DaBramo joins a very highly respected cohort. Also honored that day were: Ruth Alexander, a pioneer of women’s intercollegiate sports; Kirk Bauer, the executive director of Disabled Sports USA; Moo Yong Lee, a ninth-degree black belt Grandmaster; and Antronette Yancey, a professor at the UCLA Fielding School of Public Health.
The President’s Council engages, educates and empowers all Americans to adopt a healthy lifestyle that includes regular physical activity and good nutrition. The council is made up of athletes, chefs, physicians, fitness professionals and educators who are appointed by the President and serve in an advisory capacity through the Secretary of Health and Human Services.
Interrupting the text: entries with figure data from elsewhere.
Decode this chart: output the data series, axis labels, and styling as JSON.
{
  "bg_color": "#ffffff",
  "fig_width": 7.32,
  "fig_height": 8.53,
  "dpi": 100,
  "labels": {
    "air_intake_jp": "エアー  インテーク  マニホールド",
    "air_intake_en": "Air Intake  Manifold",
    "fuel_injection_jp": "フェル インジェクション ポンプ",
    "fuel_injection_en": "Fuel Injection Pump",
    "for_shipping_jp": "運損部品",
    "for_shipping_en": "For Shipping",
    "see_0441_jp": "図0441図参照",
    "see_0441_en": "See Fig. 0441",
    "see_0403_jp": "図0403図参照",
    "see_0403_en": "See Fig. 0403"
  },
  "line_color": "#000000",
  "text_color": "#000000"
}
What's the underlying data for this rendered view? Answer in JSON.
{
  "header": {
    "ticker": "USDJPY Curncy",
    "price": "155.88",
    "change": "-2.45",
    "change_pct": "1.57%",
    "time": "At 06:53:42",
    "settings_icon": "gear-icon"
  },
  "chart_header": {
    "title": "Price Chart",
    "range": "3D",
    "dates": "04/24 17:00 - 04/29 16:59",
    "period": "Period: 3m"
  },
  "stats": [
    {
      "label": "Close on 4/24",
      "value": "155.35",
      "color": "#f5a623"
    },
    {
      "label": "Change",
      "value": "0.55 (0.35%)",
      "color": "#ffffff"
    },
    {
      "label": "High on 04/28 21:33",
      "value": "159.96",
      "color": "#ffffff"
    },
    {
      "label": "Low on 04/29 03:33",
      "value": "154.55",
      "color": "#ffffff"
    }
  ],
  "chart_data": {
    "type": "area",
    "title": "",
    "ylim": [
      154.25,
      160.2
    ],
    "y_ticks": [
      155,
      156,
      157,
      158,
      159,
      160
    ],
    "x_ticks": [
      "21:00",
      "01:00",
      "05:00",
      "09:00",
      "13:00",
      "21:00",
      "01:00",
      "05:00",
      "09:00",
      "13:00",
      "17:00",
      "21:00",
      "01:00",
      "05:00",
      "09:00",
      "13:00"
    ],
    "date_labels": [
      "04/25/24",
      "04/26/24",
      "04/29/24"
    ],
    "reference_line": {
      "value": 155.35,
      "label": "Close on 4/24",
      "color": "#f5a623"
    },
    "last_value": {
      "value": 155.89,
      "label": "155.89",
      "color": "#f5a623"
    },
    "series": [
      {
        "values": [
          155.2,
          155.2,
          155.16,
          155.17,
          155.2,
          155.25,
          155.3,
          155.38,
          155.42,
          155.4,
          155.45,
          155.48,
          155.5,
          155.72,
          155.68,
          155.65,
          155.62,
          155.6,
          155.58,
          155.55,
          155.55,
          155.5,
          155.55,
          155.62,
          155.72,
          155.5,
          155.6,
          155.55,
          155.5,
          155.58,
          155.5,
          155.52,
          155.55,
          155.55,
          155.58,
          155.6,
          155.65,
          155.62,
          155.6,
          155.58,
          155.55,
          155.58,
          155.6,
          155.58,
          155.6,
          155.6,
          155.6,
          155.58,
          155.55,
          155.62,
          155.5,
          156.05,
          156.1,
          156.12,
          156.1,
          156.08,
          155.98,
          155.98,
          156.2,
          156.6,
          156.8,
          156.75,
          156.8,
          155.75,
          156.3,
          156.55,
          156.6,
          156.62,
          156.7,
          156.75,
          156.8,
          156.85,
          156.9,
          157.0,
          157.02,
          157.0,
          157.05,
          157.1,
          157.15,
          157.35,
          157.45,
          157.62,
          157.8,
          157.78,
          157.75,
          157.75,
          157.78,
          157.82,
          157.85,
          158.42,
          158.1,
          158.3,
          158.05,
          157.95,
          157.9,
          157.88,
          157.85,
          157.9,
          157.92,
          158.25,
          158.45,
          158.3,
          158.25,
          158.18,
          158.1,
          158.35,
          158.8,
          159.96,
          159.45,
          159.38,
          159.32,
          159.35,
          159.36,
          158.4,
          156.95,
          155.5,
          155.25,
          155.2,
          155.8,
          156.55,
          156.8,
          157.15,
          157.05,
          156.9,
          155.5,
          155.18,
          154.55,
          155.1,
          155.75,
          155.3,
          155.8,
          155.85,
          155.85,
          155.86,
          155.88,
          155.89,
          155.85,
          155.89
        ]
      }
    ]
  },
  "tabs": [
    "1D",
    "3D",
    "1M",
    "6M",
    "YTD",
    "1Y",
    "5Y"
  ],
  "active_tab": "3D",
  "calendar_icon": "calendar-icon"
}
The council has its origins in 1956, when President Dwight Eisenhower established the President’s Council on Youth Fitness. The cabinet-level body had one specific objective: to be a “catalytic agent” concentrating on creating public awareness on the fitness of American youth. The PCFSN received a new name and expanded mission under President Barack Obama.
DaBramo previously has received many honors relating to his SUNY Cortland connections. He was presented a 1994 SUNY honorary doctorate at a the College's Commencement, made the 1948 C-Club Hall of Fame, was a 1969 Distinguished Alumnus, was an emeritus member of the Alumni Association Board of Directors, and was a member of the Beta Phi Epsilon fraternity.